Perempuan Ini Mengaku Nabi Begitu Rasulullah SAW Wafat

Perempuan Ini Mengaku Nabi Begitu Rasulullah SAW Wafat
Sajah binti Al Harits ibn Suwaid ibn Aqfan memproklamirkan diri sebagai nabi, begitu mendengar Rasululllah SAW wafat. Foto/Ilustrasi: Ist
Perempuan itu bernama Sajah binti Al Harits ibn Suwaid ibn Aqfan . Ia memproklamirkan diri sebagai nabi, begitu mendengar Rasululllah SAW wafat. Sajah mendapat pengetahuan tentang agama dan kitab-kitab suci, dari budaya masyarakatnya yang cinta ilmu pengetahuan.

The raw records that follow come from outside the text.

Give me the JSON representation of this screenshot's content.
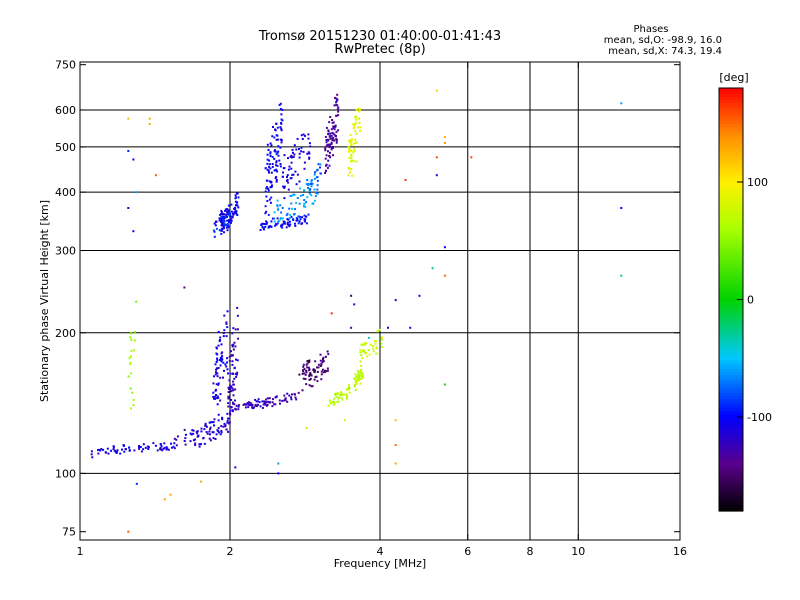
{
  "chart_data": {
    "type": "scatter",
    "title": "Tromsø 20151230 01:40:00-01:41:43",
    "subtitle": "RwPretec (8p)",
    "phase_box": {
      "title": "Phases",
      "line1": "mean, sd,O: -98.9, 16.0",
      "line2": "mean, sd,X:  74.3, 19.4"
    },
    "xlabel": "Frequency [MHz]",
    "ylabel": "Stationary phase Virtual Height [km]",
    "x_scale": "log",
    "y_scale": "log",
    "xlim": [
      1,
      16
    ],
    "ylim": [
      72,
      760
    ],
    "x_ticks": [
      1,
      2,
      4,
      6,
      8,
      10,
      16
    ],
    "x_ticklabels": [
      "1",
      "2",
      "4",
      "6",
      "8",
      "10",
      "16"
    ],
    "x_gridlines": [
      2,
      4,
      6,
      8,
      10
    ],
    "y_ticks": [
      75,
      100,
      200,
      300,
      400,
      500,
      600,
      750
    ],
    "y_ticklabels": [
      "75",
      "100",
      "200",
      "300",
      "400",
      "500",
      "600",
      "750"
    ],
    "y_gridlines": [
      100,
      200,
      300,
      400,
      500,
      600
    ],
    "grid": true,
    "colorbar": {
      "label": "[deg]",
      "min": -180,
      "max": 180,
      "ticks": [
        100,
        0,
        -100
      ],
      "ticklabels": [
        "100",
        "0",
        "-100"
      ]
    },
    "groups": [
      {
        "x": [
          1.05,
          1.55
        ],
        "y": [
          108,
          118
        ],
        "phase": -110,
        "n": 70,
        "curve": 1.0
      },
      {
        "x": [
          1.55,
          2.0
        ],
        "y": [
          112,
          135
        ],
        "phase": -115,
        "n": 80,
        "curve": 1.4
      },
      {
        "x": [
          1.85,
          1.98
        ],
        "y": [
          130,
          230
        ],
        "phase": -112,
        "n": 70,
        "curve": 1.0
      },
      {
        "x": [
          1.98,
          2.08
        ],
        "y": [
          120,
          235
        ],
        "phase": -120,
        "n": 70,
        "curve": 1.0
      },
      {
        "x": [
          2.0,
          2.3
        ],
        "y": [
          135,
          145
        ],
        "phase": -125,
        "n": 40,
        "curve": 1.0
      },
      {
        "x": [
          2.3,
          2.75
        ],
        "y": [
          138,
          150
        ],
        "phase": -130,
        "n": 45,
        "curve": 1.0
      },
      {
        "x": [
          2.75,
          3.15
        ],
        "y": [
          150,
          180
        ],
        "phase": -150,
        "n": 45,
        "curve": 1.3
      },
      {
        "x": [
          2.8,
          3.15
        ],
        "y": [
          160,
          185
        ],
        "phase": -145,
        "n": 30,
        "curve": 1.0
      },
      {
        "x": [
          3.15,
          3.5
        ],
        "y": [
          138,
          155
        ],
        "phase": 65,
        "n": 40,
        "curve": 1.0
      },
      {
        "x": [
          3.55,
          3.7
        ],
        "y": [
          150,
          172
        ],
        "phase": 70,
        "n": 40,
        "curve": 1.0
      },
      {
        "x": [
          3.65,
          4.05
        ],
        "y": [
          170,
          205
        ],
        "phase": 72,
        "n": 40,
        "curve": 1.0
      },
      {
        "x": [
          1.25,
          1.3
        ],
        "y": [
          120,
          260
        ],
        "phase": 50,
        "n": 20,
        "curve": 1.0
      },
      {
        "x": [
          1.92,
          2.08
        ],
        "y": [
          325,
          400
        ],
        "phase": -105,
        "n": 90,
        "curve": 1.0
      },
      {
        "x": [
          1.85,
          2.0
        ],
        "y": [
          320,
          370
        ],
        "phase": -95,
        "n": 40,
        "curve": 1.0
      },
      {
        "x": [
          2.3,
          2.9
        ],
        "y": [
          330,
          360
        ],
        "phase": -100,
        "n": 70,
        "curve": 1.0
      },
      {
        "x": [
          2.45,
          3.0
        ],
        "y": [
          340,
          420
        ],
        "phase": -60,
        "n": 60,
        "curve": 1.0
      },
      {
        "x": [
          2.35,
          2.55
        ],
        "y": [
          350,
          640
        ],
        "phase": -105,
        "n": 100,
        "curve": 1.0
      },
      {
        "x": [
          2.55,
          2.9
        ],
        "y": [
          380,
          560
        ],
        "phase": -110,
        "n": 60,
        "curve": 1.0
      },
      {
        "x": [
          2.85,
          3.05
        ],
        "y": [
          400,
          460
        ],
        "phase": -75,
        "n": 25,
        "curve": 1.0
      },
      {
        "x": [
          3.1,
          3.3
        ],
        "y": [
          430,
          650
        ],
        "phase": -135,
        "n": 90,
        "curve": 1.0
      },
      {
        "x": [
          3.45,
          3.65
        ],
        "y": [
          410,
          640
        ],
        "phase": 85,
        "n": 60,
        "curve": 1.0
      }
    ],
    "isolated_points": [
      {
        "x": 1.25,
        "y": 575,
        "phase": 120
      },
      {
        "x": 1.38,
        "y": 575,
        "phase": 130
      },
      {
        "x": 1.38,
        "y": 560,
        "phase": 130
      },
      {
        "x": 1.25,
        "y": 490,
        "phase": -90
      },
      {
        "x": 1.28,
        "y": 470,
        "phase": -100
      },
      {
        "x": 1.42,
        "y": 435,
        "phase": 155
      },
      {
        "x": 1.25,
        "y": 370,
        "phase": -110
      },
      {
        "x": 1.28,
        "y": 330,
        "phase": -105
      },
      {
        "x": 1.3,
        "y": 400,
        "phase": -60
      },
      {
        "x": 1.62,
        "y": 250,
        "phase": -140
      },
      {
        "x": 1.3,
        "y": 95,
        "phase": -90
      },
      {
        "x": 1.52,
        "y": 90,
        "phase": 130
      },
      {
        "x": 1.48,
        "y": 88,
        "phase": 130
      },
      {
        "x": 1.25,
        "y": 75,
        "phase": 155
      },
      {
        "x": 1.75,
        "y": 96,
        "phase": 130
      },
      {
        "x": 2.05,
        "y": 103,
        "phase": -110
      },
      {
        "x": 2.5,
        "y": 105,
        "phase": -60
      },
      {
        "x": 2.5,
        "y": 100,
        "phase": -100
      },
      {
        "x": 4.5,
        "y": 425,
        "phase": 165
      },
      {
        "x": 5.2,
        "y": 435,
        "phase": -110
      },
      {
        "x": 5.2,
        "y": 475,
        "phase": 160
      },
      {
        "x": 5.4,
        "y": 525,
        "phase": 125
      },
      {
        "x": 5.4,
        "y": 510,
        "phase": 140
      },
      {
        "x": 6.1,
        "y": 475,
        "phase": 160
      },
      {
        "x": 5.2,
        "y": 660,
        "phase": 115
      },
      {
        "x": 5.4,
        "y": 305,
        "phase": -100
      },
      {
        "x": 5.1,
        "y": 275,
        "phase": -20
      },
      {
        "x": 5.4,
        "y": 265,
        "phase": 150
      },
      {
        "x": 5.4,
        "y": 155,
        "phase": 10
      },
      {
        "x": 4.8,
        "y": 240,
        "phase": -100
      },
      {
        "x": 4.3,
        "y": 235,
        "phase": -110
      },
      {
        "x": 4.6,
        "y": 205,
        "phase": -110
      },
      {
        "x": 4.3,
        "y": 130,
        "phase": 120
      },
      {
        "x": 4.3,
        "y": 115,
        "phase": 150
      },
      {
        "x": 4.3,
        "y": 105,
        "phase": 130
      },
      {
        "x": 3.5,
        "y": 240,
        "phase": -150
      },
      {
        "x": 3.55,
        "y": 230,
        "phase": -120
      },
      {
        "x": 3.2,
        "y": 220,
        "phase": 170
      },
      {
        "x": 3.5,
        "y": 205,
        "phase": -140
      },
      {
        "x": 3.8,
        "y": 195,
        "phase": -40
      },
      {
        "x": 4.15,
        "y": 205,
        "phase": -110
      },
      {
        "x": 3.4,
        "y": 130,
        "phase": 70
      },
      {
        "x": 2.85,
        "y": 125,
        "phase": 60
      },
      {
        "x": 12.2,
        "y": 620,
        "phase": -60
      },
      {
        "x": 12.2,
        "y": 370,
        "phase": -100
      },
      {
        "x": 12.2,
        "y": 265,
        "phase": -20
      }
    ]
  }
}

Muhammad Husain Haekal dalam bukunya berjudul "As-Siddiq Abu Bakr" menyebutkan Sajah bint Haris datang ke wilayah Banu Tamim dari barat laut Mesopotamia di Irak. Ia datang dengan sekelompok orang Taglib dengan membawa pasukan tentara dari kabilah Rabi'ah, Nimr, Iyad dan Syaiban.

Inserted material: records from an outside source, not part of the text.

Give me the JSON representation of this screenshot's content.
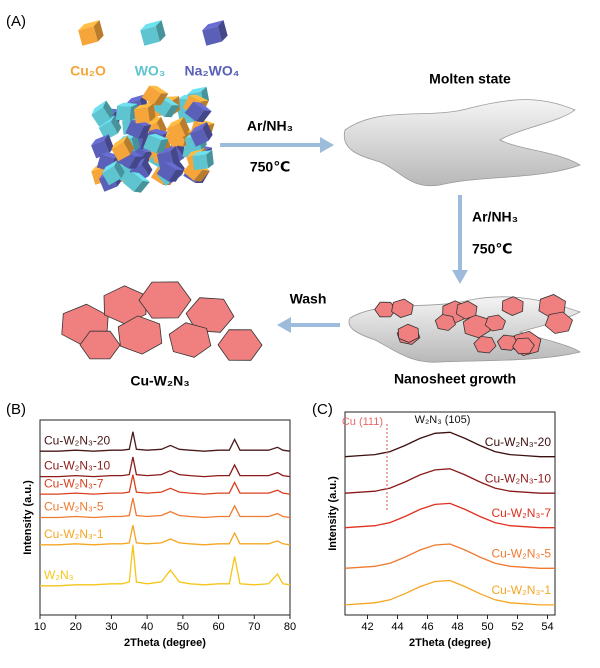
{
  "panel_labels": [
    "(A)",
    "(B)",
    "(C)"
  ],
  "scheme": {
    "precursors": [
      {
        "label": "Cu₂O",
        "color": "#f5a53a"
      },
      {
        "label": "WO₃",
        "color": "#5ec4d0"
      },
      {
        "label": "Na₂WO₄",
        "color": "#5a5fb8"
      }
    ],
    "step1": {
      "gas": "Ar/NH₃",
      "temp": "750℃"
    },
    "molten": "Molten state",
    "step2": {
      "gas": "Ar/NH₃",
      "temp": "750℃"
    },
    "growth": "Nanosheet growth",
    "wash": "Wash",
    "product": "Cu-W₂N₃"
  },
  "chart_data": [
    {
      "type": "line",
      "xlabel": "2Theta (degree)",
      "ylabel": "Intensity (a.u.)",
      "xlim": [
        10,
        80
      ],
      "xticks": [
        10,
        20,
        30,
        40,
        50,
        60,
        70,
        80
      ],
      "ylim": [
        0,
        100
      ],
      "x": [
        10,
        15,
        20,
        25,
        30,
        33,
        35,
        36,
        37,
        40,
        44,
        46.5,
        49,
        52,
        56,
        60,
        63,
        64.5,
        66,
        70,
        74,
        76.5,
        78,
        80
      ],
      "series": [
        {
          "name": "Cu-W₂N₃-20",
          "color": "#4a1a1a",
          "values": [
            84,
            84,
            84.5,
            84,
            84.5,
            84.5,
            85,
            94,
            85,
            84.5,
            85,
            87,
            85,
            84.5,
            84,
            84.5,
            84.5,
            90,
            84.5,
            84.5,
            84.5,
            86,
            84.5,
            84
          ]
        },
        {
          "name": "Cu-W₂N₃-10",
          "color": "#8b1a1a",
          "values": [
            71,
            71,
            71.5,
            71,
            71.5,
            71.5,
            72,
            81,
            72,
            71.5,
            72,
            74,
            72,
            71.5,
            71,
            71.5,
            71.5,
            77,
            71.5,
            71.5,
            71.5,
            73,
            71.5,
            71
          ]
        },
        {
          "name": "Cu-W₂N₃-7",
          "color": "#d9411e",
          "values": [
            62,
            62,
            62.5,
            62,
            62.5,
            62.5,
            63,
            72,
            63,
            62.5,
            63,
            65,
            63,
            62.5,
            62,
            62.5,
            62.5,
            68,
            62.5,
            62.5,
            62.5,
            64,
            62.5,
            62
          ]
        },
        {
          "name": "Cu-W₂N₃-5",
          "color": "#f07a30",
          "values": [
            50,
            50,
            50.5,
            50,
            50.5,
            50.5,
            51,
            60,
            51,
            50.5,
            51,
            53,
            51,
            50.5,
            50,
            50.5,
            50.5,
            56,
            50.5,
            50.5,
            50.5,
            52,
            50.5,
            50
          ]
        },
        {
          "name": "Cu-W₂N₃-1",
          "color": "#f5a623",
          "values": [
            36,
            36,
            36.5,
            36,
            36.5,
            36.5,
            37,
            46,
            37,
            36.5,
            37,
            39,
            37,
            36.5,
            36,
            36.5,
            36.5,
            42,
            36.5,
            36.5,
            36.5,
            38,
            36.5,
            36
          ]
        },
        {
          "name": "W₂N₃",
          "color": "#f5c518",
          "values": [
            15,
            15,
            15.5,
            15.5,
            16,
            16,
            17,
            36,
            17,
            16,
            17,
            23,
            17,
            16,
            15.5,
            16,
            16,
            30,
            16,
            15.5,
            16,
            21,
            16,
            15.5
          ]
        }
      ]
    },
    {
      "type": "line",
      "xlabel": "2Theta (degree)",
      "ylabel": "Intensity (a.u.)",
      "xlim": [
        40.5,
        54.5
      ],
      "xticks": [
        42,
        44,
        46,
        48,
        50,
        52,
        54
      ],
      "ylim": [
        0,
        100
      ],
      "x": [
        40.5,
        41.5,
        42.5,
        43.5,
        44.5,
        45.5,
        46.5,
        47.5,
        48.5,
        49.5,
        50.5,
        51.5,
        52.5,
        53.5,
        54.5
      ],
      "series": [
        {
          "name": "Cu-W₂N₃-20",
          "color": "#3d1010",
          "values": [
            78,
            78.5,
            79,
            80.5,
            83.5,
            87,
            89.5,
            90,
            87,
            83.5,
            80.5,
            79,
            78.5,
            78,
            78
          ]
        },
        {
          "name": "Cu-W₂N₃-10",
          "color": "#8b1a1a",
          "values": [
            60,
            60.5,
            61,
            62.5,
            65.5,
            69,
            71.5,
            72,
            69,
            65.5,
            62.5,
            61,
            60.5,
            60,
            60
          ]
        },
        {
          "name": "Cu-W₂N₃-7",
          "color": "#e0301e",
          "values": [
            43,
            43.5,
            44,
            45.5,
            48.5,
            52,
            54.5,
            55,
            52,
            48.5,
            45.5,
            44,
            43.5,
            43,
            43
          ]
        },
        {
          "name": "Cu-W₂N₃-5",
          "color": "#f07a30",
          "values": [
            23,
            23.5,
            24,
            25.5,
            28.5,
            32,
            34.5,
            35,
            32,
            28.5,
            25.5,
            24,
            23.5,
            23,
            23
          ]
        },
        {
          "name": "Cu-W₂N₃-1",
          "color": "#f5a623",
          "values": [
            5,
            5.5,
            6,
            7.5,
            10.5,
            14,
            16.5,
            17,
            14,
            10.5,
            7.5,
            6,
            5.5,
            5,
            5
          ]
        }
      ],
      "annotations": [
        {
          "text": "Cu (111)",
          "x": 43.3,
          "color": "#e66a6a"
        },
        {
          "text": "W₂N₃ (105)",
          "x": 47,
          "color": "#111111"
        }
      ]
    }
  ]
}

Sajah adalah seorang perempuan dari kelompok Yarbu', yang masih termasuk Banu Tamim. Orang-orang Taglib di Irak adalah paman dari pihak ibu. Ia kawin dengan kalangan mereka dan tinggal di tengah-tengah mereka pula. Mereka menganut agama Nasrani.

Dia memang perempuan cerdas, menempatkan diri sebagai dukun dan tahu bagaimana memimpin kaum laki-laki. Seperti juga orang-orang Yahudi dan Nasrani kala itu, Sajah menaruh dendam kepada Nabi Muhammad SAW dan pengikutnya.

Tatkala ia mendengar Rasulullah sudah wafat, ia mendatangi golongannya dan kabilah-kabilah di sekitarnya dengan tujuan hendak rnengerahkan mereka menyerbu Madinah dan memerangi Khalifah Abu Bakar.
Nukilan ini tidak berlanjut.